Plaid Cymru calls for stockpiled vaccines to be shared with Global South


Heledd Fychan (Image: Plaid Cymru). Senedd (Image: Gwalia).

Plaid Cymru’s spokesperson for International Affairs, Heledd Fychan MS, has called for Cymru to share its expertise, technical knowledge and medical supplies with low income countries to support global vaccine and treatment programmes.


Leading on a debate in the Senedd today (Wednesday 17 November), Ms Fychan will call on the Welsh Government to act as a globally responsible nation— a commitment that it is bound to by law under the Well-being of Future Generations (Wales) Act 2015.


With rich countries hoarding more vaccines than they can ever use, Ms Fychan has called it “morally reprehensible” that stock is allowed to expire and go to waste, rather than being redistributed to low income countries.

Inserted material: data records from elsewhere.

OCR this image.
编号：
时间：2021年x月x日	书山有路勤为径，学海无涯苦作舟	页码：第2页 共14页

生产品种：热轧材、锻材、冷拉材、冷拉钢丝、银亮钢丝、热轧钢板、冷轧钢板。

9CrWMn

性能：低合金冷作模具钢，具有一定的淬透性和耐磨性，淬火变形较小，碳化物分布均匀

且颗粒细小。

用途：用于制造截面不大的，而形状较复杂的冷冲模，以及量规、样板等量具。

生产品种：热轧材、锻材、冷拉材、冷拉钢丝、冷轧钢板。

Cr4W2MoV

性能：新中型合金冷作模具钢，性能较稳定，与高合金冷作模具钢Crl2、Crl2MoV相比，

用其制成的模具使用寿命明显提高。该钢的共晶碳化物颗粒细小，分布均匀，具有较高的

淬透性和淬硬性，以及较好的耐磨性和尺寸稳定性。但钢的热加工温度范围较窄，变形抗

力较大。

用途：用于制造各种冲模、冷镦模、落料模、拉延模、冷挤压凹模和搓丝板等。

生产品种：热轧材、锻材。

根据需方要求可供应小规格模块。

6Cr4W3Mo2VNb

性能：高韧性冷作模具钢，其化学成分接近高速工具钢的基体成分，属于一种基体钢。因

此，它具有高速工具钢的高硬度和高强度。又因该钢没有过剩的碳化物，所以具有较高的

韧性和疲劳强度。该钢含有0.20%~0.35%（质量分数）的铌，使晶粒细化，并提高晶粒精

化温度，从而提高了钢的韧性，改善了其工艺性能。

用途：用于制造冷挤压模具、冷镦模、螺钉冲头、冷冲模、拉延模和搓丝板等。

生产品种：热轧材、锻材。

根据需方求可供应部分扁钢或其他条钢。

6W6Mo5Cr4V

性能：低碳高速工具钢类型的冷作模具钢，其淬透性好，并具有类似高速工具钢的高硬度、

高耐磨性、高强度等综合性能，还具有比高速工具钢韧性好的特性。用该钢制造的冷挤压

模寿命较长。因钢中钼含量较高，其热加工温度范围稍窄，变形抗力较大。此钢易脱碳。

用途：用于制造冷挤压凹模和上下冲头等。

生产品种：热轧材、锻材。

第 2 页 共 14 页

In September, Welsh Government confirmed that 40,000 doses of the Astra Zeneca vaccine had been destroyed, while figures emerging recently show that UK-wide figures are 600,000.


Low income countries are bearing the highest burden of the health and economic consequences of the COVID-19 pandemic, with the Minister for Social Justice admitting last week in the Senedd “Vaccine inequity is the biggest obstacle stopping the world emerging from this pandemic.”


These calls are echoed by Oxfam Cymru, who have also renewed calls on Welsh Government to pressure Westminster to lift their block on pharmaceutical companies sharing vaccine recipes and technology with the rest of the world.


Plaid Cymru’s spokesperson for International Affairs, Heledd Fychan MS said, “A global pandemic requires a global response. Wales has its part to play in bringing an end to the pandemic and protecting communities all around the world. What’s more, our global responsibility is written into law.


“It’s been said many times that the virus doesn’t discriminate but the same cannot be said for access to the vaccines. Vaccines are distributed based on wealth and nationality, rather than need – not only is this this divide unjust, it’s morally reprehensible.


“That’s why Wales should be leading the way in sharing our expertise and sharing long term support to low income countries to bring the pandemic under control at a global level.


“At the start of the pandemic the greatest barrier to overcoming it was science, but now it is inequality. Wales has a responsibility to play its part in bringing an end to the pandemic. After all, we’re not free from this virus until everyone is free.”


Sarah Rees, Head of Oxfam Cymru, said: “While more and more people across Wales are being invited to come forward and receive their Covid booster jabs, the reality for people in developing countries – where two percent of people are fully vaccinated – couldn’t be more different. It’s unconscionable that the UK Government is still blocking efforts to suspend the patents on Covid technologies and insist pharmaceutical companies share the lifesaving vaccine recipes and technology with the rest of the world so vaccine production can be urgently ramped up.


“The First Minister and Senedd must send a united, unequivocal message to the Prime Minister; that they will not stand idly by while lives are being needlessly endangered around the world, and, as a result, here in Wales. No one is safe from Covid until we all are.”